The theory also explains how the structure of the genetic code maximises error tolerance. For instance, 'slippage' in the translation process tends to produce another amino acid with the same characteristics, and explains why the DNA code is so good at maintaining its integrity.
"This is important because these kinds of mistakes can be fatal for an organism," said Dr van den Elsen. "None of the older theories can explain how this error tolerant structure might have arisen."
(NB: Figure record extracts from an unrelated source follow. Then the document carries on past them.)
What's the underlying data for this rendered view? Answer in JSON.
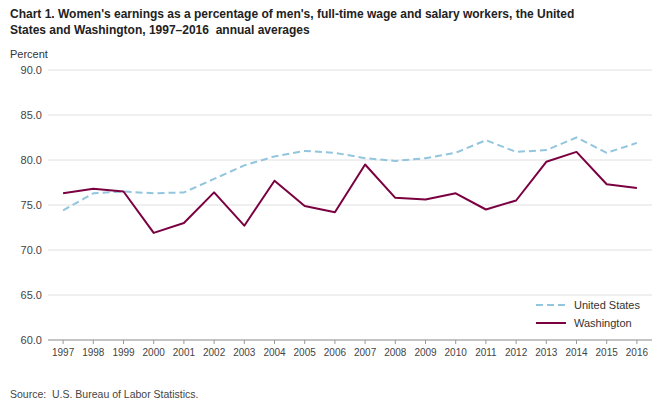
{
  "chart_data": {
    "type": "line",
    "title": "Chart 1. Women's earnings as a percentage of men's, full-time wage and salary workers, the United",
    "subtitle": "States and Washington, 1997–2016  annual averages",
    "y_label": "Percent",
    "annotations": [
      "Source:  U.S. Bureau of Labor Statistics."
    ],
    "x": [
      1997,
      1998,
      1999,
      2000,
      2001,
      2002,
      2003,
      2004,
      2005,
      2006,
      2007,
      2008,
      2009,
      2010,
      2011,
      2012,
      2013,
      2014,
      2015,
      2016
    ],
    "xlim": [
      1996.5,
      2016.5
    ],
    "xticks": [
      1997,
      1998,
      1999,
      2000,
      2001,
      2002,
      2003,
      2004,
      2005,
      2006,
      2007,
      2008,
      2009,
      2010,
      2011,
      2012,
      2013,
      2014,
      2015,
      2016
    ],
    "ylim": [
      60.0,
      90.0
    ],
    "yticks": [
      {
        "value": 60.0,
        "label": "60.0"
      },
      {
        "value": 65.0,
        "label": "65.0"
      },
      {
        "value": 70.0,
        "label": "70.0"
      },
      {
        "value": 75.0,
        "label": "75.0"
      },
      {
        "value": 80.0,
        "label": "80.0"
      },
      {
        "value": 85.0,
        "label": "85.0"
      },
      {
        "value": 90.0,
        "label": "90.0"
      }
    ],
    "grid": true,
    "legend": "lower right",
    "series": [
      {
        "name": "United States",
        "color": "#92c5de",
        "line_style": "dashed",
        "values": [
          74.4,
          76.3,
          76.5,
          76.3,
          76.4,
          77.9,
          79.4,
          80.4,
          81.0,
          80.8,
          80.2,
          79.9,
          80.2,
          80.8,
          82.2,
          80.9,
          81.1,
          82.5,
          80.8,
          81.9
        ]
      },
      {
        "name": "Washington",
        "color": "#7b0040",
        "line_style": "solid",
        "values": [
          76.3,
          76.8,
          76.5,
          71.9,
          73.0,
          76.4,
          72.7,
          77.7,
          74.9,
          74.2,
          79.5,
          75.8,
          75.6,
          76.3,
          74.5,
          75.5,
          79.8,
          80.9,
          77.3,
          76.9
        ]
      }
    ]
  }
}
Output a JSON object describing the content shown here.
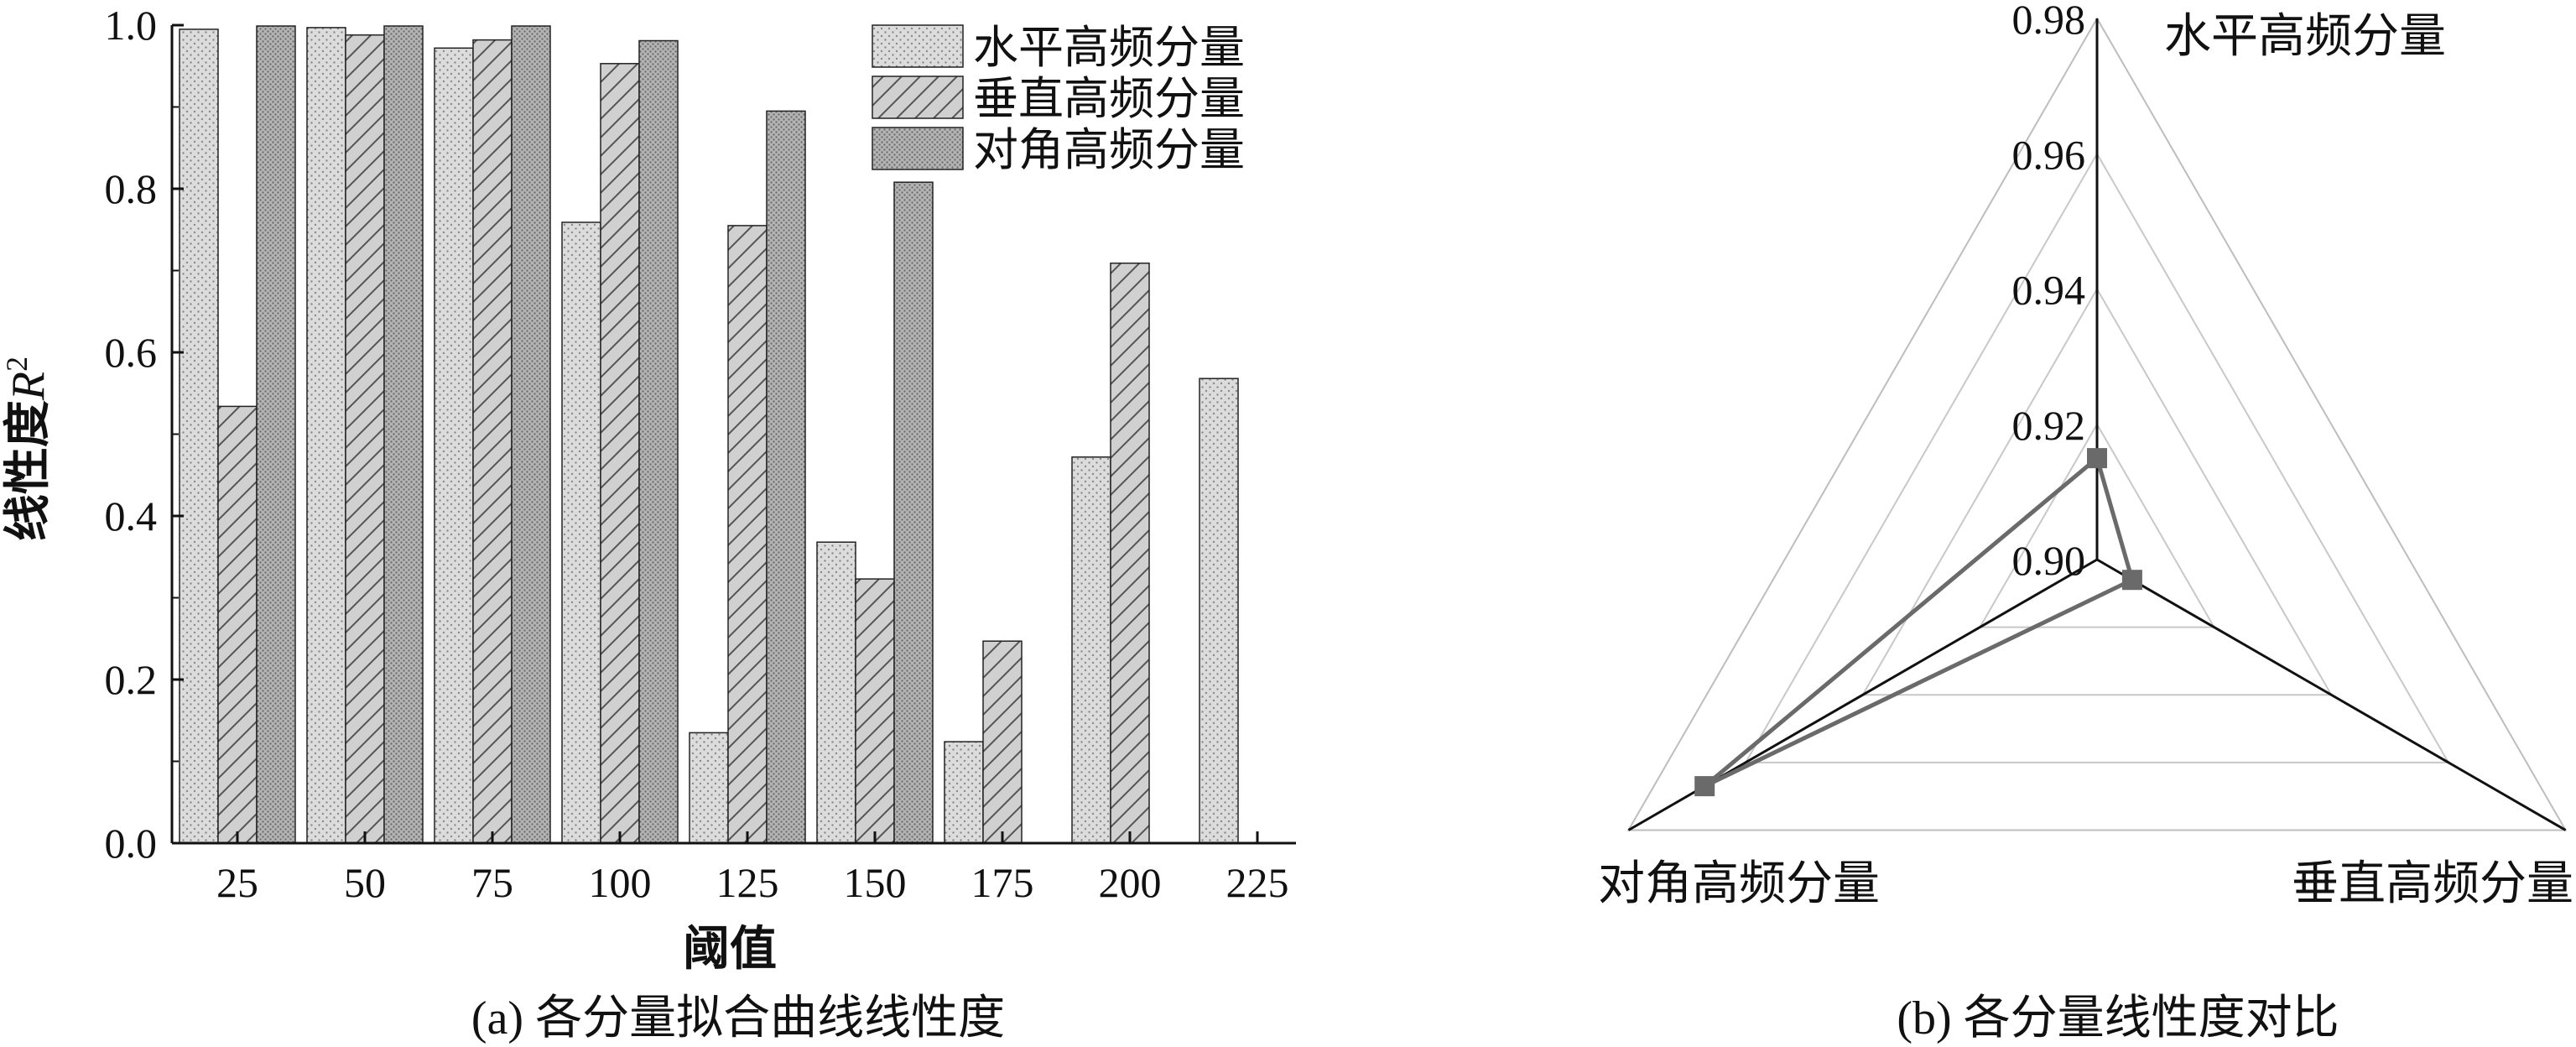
{
  "chart_data": [
    {
      "type": "bar",
      "xlabel": "阈值",
      "ylabel": "线性度",
      "ylabel_symbol": "R",
      "ylabel_sup": "2",
      "caption": "(a) 各分量拟合曲线线性度",
      "ylim": [
        0,
        1.0
      ],
      "yticks": [
        "0.0",
        "0.2",
        "0.4",
        "0.6",
        "0.8",
        "1.0"
      ],
      "categories": [
        "25",
        "50",
        "75",
        "100",
        "125",
        "150",
        "175",
        "200",
        "225"
      ],
      "legend_position": "top-right",
      "series": [
        {
          "name": "水平高频分量",
          "pattern": "dots",
          "values": [
            0.995,
            0.997,
            0.972,
            0.759,
            0.135,
            0.368,
            0.124,
            0.472,
            0.568
          ]
        },
        {
          "name": "垂直高频分量",
          "pattern": "hatch",
          "values": [
            0.534,
            0.988,
            0.982,
            0.953,
            0.755,
            0.323,
            0.247,
            0.709,
            null
          ]
        },
        {
          "name": "对角高频分量",
          "pattern": "dense",
          "values": [
            0.999,
            0.999,
            0.999,
            0.981,
            0.895,
            0.808,
            null,
            null,
            null
          ]
        }
      ]
    },
    {
      "type": "radar",
      "caption": "(b) 各分量线性度对比",
      "axes": [
        "水平高频分量",
        "垂直高频分量",
        "对角高频分量"
      ],
      "rlim": [
        0.9,
        0.98
      ],
      "rticks": [
        "0.90",
        "0.92",
        "0.94",
        "0.96",
        "0.98"
      ],
      "values": [
        0.915,
        0.906,
        0.967
      ]
    }
  ],
  "colors": {
    "bar_fill": "#d6d6d6",
    "bar_dense_fill": "#a9a9a9",
    "radar_line": "#6a6a6a",
    "grid": "#c8c8c8"
  }
}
The new theory also highlights two amino acids that can be excluded from the doublet system and are likely to be relatively recent 'acquisitions' by the genetic code. As these amino acids - glutamine and asparagine - are unable to hold their shape in high temperatures, this suggests that heat prevented them from being acquired by the code at some point in the past.
One possible reason for this is that the Last Universal Common Ancestor (LUCA), which evolved into all life on earth, lived in a hot sulphurous pool or thermal vent. As it moved into cooler conditions, it was able to take up these two additional amino acids and evolve into more complex organisms. This provides further evidence for the debate on whether life emerged from a hot or cold primordial soup.
"There are still relics of a very old simple code hidden away in our DNA and in the structures of our cells," said Dr van den Elsen, who points to several aminoacyl-tRNA synthetases - molecules involved in protein synthesis - which only look at pairs of bases in triplet codons, as well as other physical evidence in support of the theory.
"As the code evolved it has been possible for it to adapt and take on new amino acids. Whether we could eventually reach a full complement of 64 amino acids I don't know, a compromise between amino acid vocabulary and its error minimising efficiency may have fixed the genetic code in its current format."